Eating organic baby greens hydroponically grown in a building under artificial lights is an environmental crime. If you want to pretend that using 100x as much energy to produce your food in that hopelessly twee manner is green, I’m not going to stand by and pretend I don’t know that’s nonsense. Eating food grown in such an energy and capital-intensive way is a pastime only possible for the global 1% and only practiced by those in the global 1% who really don’t give a fig about the environment. When it comes to methods of deminstrating abject hypocrisy, it ranks right up there with showing how much you care about garment workers in the poor world by refusing to buy their products and only buying clothes assembled by people living in rich, mostly white nations.

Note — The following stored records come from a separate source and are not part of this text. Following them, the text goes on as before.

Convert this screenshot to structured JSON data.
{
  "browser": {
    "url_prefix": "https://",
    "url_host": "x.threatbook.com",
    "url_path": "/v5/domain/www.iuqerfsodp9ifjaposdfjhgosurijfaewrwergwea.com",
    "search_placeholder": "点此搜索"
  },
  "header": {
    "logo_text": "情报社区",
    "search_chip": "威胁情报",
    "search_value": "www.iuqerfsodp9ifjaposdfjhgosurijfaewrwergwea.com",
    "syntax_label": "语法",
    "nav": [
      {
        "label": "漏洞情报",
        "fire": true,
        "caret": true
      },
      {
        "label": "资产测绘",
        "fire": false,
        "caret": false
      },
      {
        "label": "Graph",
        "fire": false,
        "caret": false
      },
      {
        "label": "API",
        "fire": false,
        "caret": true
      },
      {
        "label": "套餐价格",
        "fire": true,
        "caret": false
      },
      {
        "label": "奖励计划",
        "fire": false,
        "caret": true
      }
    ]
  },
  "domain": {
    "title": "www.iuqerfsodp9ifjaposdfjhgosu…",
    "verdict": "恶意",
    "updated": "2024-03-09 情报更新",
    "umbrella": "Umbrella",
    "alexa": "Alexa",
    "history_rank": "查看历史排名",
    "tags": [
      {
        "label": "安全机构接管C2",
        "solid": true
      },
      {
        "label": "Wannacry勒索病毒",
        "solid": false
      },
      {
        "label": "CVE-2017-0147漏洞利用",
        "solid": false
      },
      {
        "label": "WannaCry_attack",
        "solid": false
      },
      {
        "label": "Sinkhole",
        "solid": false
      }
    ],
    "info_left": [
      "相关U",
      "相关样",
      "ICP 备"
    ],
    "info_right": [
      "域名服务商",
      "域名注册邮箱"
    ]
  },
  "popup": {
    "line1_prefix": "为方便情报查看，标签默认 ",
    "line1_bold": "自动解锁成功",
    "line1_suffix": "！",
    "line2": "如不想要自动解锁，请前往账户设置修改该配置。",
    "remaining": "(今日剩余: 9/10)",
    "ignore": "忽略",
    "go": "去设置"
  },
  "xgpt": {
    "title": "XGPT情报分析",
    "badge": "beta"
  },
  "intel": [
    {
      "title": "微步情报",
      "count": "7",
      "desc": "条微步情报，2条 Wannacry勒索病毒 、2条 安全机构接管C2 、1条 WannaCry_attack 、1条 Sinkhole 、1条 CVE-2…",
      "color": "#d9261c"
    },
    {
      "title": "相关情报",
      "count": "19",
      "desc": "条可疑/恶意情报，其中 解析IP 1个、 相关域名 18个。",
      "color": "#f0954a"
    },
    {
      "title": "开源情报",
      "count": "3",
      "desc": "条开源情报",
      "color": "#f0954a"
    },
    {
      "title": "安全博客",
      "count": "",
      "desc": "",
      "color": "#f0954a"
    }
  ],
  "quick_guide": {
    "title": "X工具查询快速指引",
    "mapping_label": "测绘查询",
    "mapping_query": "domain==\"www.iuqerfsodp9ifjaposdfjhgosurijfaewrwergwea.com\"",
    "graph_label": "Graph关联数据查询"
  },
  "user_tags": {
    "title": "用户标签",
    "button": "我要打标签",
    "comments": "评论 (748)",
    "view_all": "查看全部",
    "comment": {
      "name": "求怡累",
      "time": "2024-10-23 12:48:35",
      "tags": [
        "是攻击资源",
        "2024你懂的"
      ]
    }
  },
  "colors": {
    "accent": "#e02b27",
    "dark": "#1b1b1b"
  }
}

Wait, you’re telling me that if I grow ten stacked racks of crops indoors under electric lighting I can get more yeild per acre than out of a single layer of crops grown outdoors? Wow! Isn’t that incredibly obvious. And all I have to do is embed a couple thousand times more energy in my “field” (building, really) and a coupke thousand times more energy into tending (watering, lighting, ventilating, etc.) my crops. Cool. It’s a good thing we have unlimited energy with no cinsequences and plastic and concrete grow on trees.
If you want to keep bugs off your crops and are adverse to using pesticides, you can build a simple hoop house and still grow your food in outdoor dirt. That probably only increases energy usage about tenfold, as opposed to a thousand-fold or so if you grow food indoors under artificial lights.
Subtract significant fertilizer manufacturing, remove all transportation costs, add premium for local organic pesticide free and low co2 product. Growing aligns with solar production window.